I have the same problem with you. I had reasonable 260/280 ratio. But the 260/230 ratio is too low around 0.2 . Since this question is 4 years ago, I thought you have solve this problem. Could you tell me what is your solution?
Hey guys, please see my answer above. The low 260/230 ratio can be due to either protein or guanidium contamination. If the peak is at 225nm, it's guanidine, if 230, its protein. To get rid of guanidine, usually a sodium acetate ethanol precipitation is effective. If protein, it is possible to do a reextraction with phenol chloroform, but you will lose yield. I highly recommend the use of phaselock tubes in RNA extraction, which both increases yield as well as decrease possible protein contamination.
Thanks for the detailed reply and corrections. I appreciate the help. I was under the impression that peptide bonds could absorb at 230 nm, which gives rise to the 230 nm peak, whilst guanidium isothiocynate from trizol was the contaminant at 225 nm (as attached above).
I think we can agree that the 225 nm peak is likely from guanidium isothiocynate. The 230 nm peak is a bit less clear. Its not guanidium isothiocynate (as above), and it is also not phenol, because otherwise the 260/280 ratio would be affected. It is also likely something not easily soluble in either water or ethanol, as a NaAc/EtOH re-precipitation would remove it (which it doesnt). The presence of a 230 nm peak also causes downstream problems with both qRT-PCR and in vitro translation (in my hands), which leads me to think that it is some undissociated ribonucleoprotein complex. It could be carbohydrates, but glycogen, a common carbohydrate carrier used to precipitate RNA doesnt give problems at even 25 ug used per 50 ul sample.
So this is my rationale for my conclusions, and i would appreciate further input!

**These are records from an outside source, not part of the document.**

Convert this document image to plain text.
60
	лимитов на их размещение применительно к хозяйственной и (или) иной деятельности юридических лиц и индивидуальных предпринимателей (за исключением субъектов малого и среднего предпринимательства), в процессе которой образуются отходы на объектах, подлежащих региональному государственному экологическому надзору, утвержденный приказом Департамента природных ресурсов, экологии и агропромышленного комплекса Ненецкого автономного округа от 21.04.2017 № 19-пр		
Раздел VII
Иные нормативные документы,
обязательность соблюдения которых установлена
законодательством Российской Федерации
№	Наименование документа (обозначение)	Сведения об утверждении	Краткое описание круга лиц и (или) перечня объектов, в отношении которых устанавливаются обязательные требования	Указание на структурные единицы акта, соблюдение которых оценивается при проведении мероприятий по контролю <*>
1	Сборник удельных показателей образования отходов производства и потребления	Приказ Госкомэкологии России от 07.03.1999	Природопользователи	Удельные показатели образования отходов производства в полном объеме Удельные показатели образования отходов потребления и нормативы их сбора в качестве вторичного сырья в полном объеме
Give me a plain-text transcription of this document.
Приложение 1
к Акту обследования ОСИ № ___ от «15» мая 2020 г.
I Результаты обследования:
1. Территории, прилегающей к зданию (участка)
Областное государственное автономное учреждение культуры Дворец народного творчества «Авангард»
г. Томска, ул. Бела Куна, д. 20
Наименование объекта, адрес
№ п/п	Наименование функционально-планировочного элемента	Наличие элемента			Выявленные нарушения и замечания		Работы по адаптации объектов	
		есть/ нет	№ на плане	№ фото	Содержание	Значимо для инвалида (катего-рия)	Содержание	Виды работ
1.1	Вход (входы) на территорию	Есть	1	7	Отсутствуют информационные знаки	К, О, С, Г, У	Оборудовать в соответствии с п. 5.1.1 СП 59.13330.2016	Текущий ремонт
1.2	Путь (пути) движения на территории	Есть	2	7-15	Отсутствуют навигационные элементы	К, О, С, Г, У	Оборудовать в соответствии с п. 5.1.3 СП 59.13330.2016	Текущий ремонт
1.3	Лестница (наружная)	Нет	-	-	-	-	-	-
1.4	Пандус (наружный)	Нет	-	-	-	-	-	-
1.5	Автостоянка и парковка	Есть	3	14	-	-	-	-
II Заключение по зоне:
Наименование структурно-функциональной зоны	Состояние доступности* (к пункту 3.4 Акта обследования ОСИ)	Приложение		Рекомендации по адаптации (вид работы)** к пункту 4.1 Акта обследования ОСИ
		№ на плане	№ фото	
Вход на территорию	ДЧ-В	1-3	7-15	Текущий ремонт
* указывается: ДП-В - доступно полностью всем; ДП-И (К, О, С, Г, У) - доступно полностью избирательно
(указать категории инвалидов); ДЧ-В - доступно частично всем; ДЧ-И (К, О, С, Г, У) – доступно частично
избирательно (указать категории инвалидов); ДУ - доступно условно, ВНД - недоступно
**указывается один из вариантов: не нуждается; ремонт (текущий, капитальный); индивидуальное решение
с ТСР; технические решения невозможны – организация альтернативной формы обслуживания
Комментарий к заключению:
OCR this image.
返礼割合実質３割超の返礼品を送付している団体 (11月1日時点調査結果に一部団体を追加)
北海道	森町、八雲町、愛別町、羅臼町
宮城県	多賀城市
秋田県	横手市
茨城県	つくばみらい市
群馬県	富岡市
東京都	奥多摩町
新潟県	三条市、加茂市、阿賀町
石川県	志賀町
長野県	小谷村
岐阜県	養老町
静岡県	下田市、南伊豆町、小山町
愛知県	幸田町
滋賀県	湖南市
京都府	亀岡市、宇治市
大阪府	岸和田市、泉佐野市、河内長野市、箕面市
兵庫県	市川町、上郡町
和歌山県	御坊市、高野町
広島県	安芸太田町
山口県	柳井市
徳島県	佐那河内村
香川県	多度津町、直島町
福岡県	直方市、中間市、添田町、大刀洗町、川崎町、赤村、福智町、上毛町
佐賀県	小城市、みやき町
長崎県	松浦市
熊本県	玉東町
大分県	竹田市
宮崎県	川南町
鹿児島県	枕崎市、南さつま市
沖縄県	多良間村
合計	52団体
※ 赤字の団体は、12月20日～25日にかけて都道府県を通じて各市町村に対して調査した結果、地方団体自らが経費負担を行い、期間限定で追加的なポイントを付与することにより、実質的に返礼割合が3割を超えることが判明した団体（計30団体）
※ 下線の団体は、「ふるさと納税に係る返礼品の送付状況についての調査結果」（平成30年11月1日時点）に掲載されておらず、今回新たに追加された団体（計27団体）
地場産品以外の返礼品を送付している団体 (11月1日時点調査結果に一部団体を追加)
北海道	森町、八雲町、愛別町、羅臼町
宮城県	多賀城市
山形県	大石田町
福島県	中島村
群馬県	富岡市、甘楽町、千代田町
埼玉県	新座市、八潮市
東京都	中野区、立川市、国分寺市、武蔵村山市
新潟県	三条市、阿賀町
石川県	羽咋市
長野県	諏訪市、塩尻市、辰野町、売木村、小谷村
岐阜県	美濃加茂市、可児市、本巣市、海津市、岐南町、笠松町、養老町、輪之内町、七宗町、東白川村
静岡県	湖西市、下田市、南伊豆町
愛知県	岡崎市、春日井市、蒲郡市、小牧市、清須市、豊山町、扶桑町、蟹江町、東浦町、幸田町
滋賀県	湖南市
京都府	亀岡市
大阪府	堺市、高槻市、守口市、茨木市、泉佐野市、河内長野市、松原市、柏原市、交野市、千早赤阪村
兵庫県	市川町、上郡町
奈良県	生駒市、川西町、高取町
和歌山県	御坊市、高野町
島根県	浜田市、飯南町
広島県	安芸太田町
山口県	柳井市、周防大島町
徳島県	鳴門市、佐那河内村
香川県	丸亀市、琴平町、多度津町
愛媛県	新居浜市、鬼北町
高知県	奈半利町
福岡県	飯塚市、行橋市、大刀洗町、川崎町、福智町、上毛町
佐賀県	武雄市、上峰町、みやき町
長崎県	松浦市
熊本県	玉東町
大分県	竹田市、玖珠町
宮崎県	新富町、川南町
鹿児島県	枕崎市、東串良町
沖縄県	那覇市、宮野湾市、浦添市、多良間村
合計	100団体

Many of the above suggestions is true, but please be careful not to make universal assumptions. 260/230 ratio will indicate contamination of different sources depending on the sample´s nature. For some it may indicate presence of carbohydrate, for others plant derived secondary metabolites, and probably for most phenol residues. Thus consider from which type of sample you are extracting the RNA and always keep an eye on how it looks your aqueous phase after chloroform extraction.
I have also kept my samples in RNA later for more than 2 years and the integrity of the RNA was not compromised. If you are working with trizol, you should not touch the protein phases, and also neither the phenol, otherwise you carrier these contaminants. I have always worked with RNA purity major to 1.8, the best 2.0, but I have noticed that some colleagues have worked with RNA purities from 1.4 and they said, it works also well. It depends if you need it for further assays, if it is the case, I would not work with purities less than 1.8
I have problems in RNA extraction from throat swab samples using Gn-isothicyanate lysis buffer and GnHCl wash buffer. The ratio of OD260/280 gives a very low value and is confirmed by the internal control inhibition by 5-10 cycles when compared to Qiagen results for the same sample. Is the concentration of GnHCl in the wash buffer that I am using is high or do I have to add some more additives to it? The pH of the wash buffer is 6.6.
I am facing the same problem with a 260/230 ratio of about 0.80. What could be the possibility? I can't figure it out. Can anyone help me in this regard?
Can some suggest, method of RNA extraction from Nicotiana benthamiana plants? I am having issue of this 260/230 ratio below 2.0. I am using TRIzol kit to extract RNA.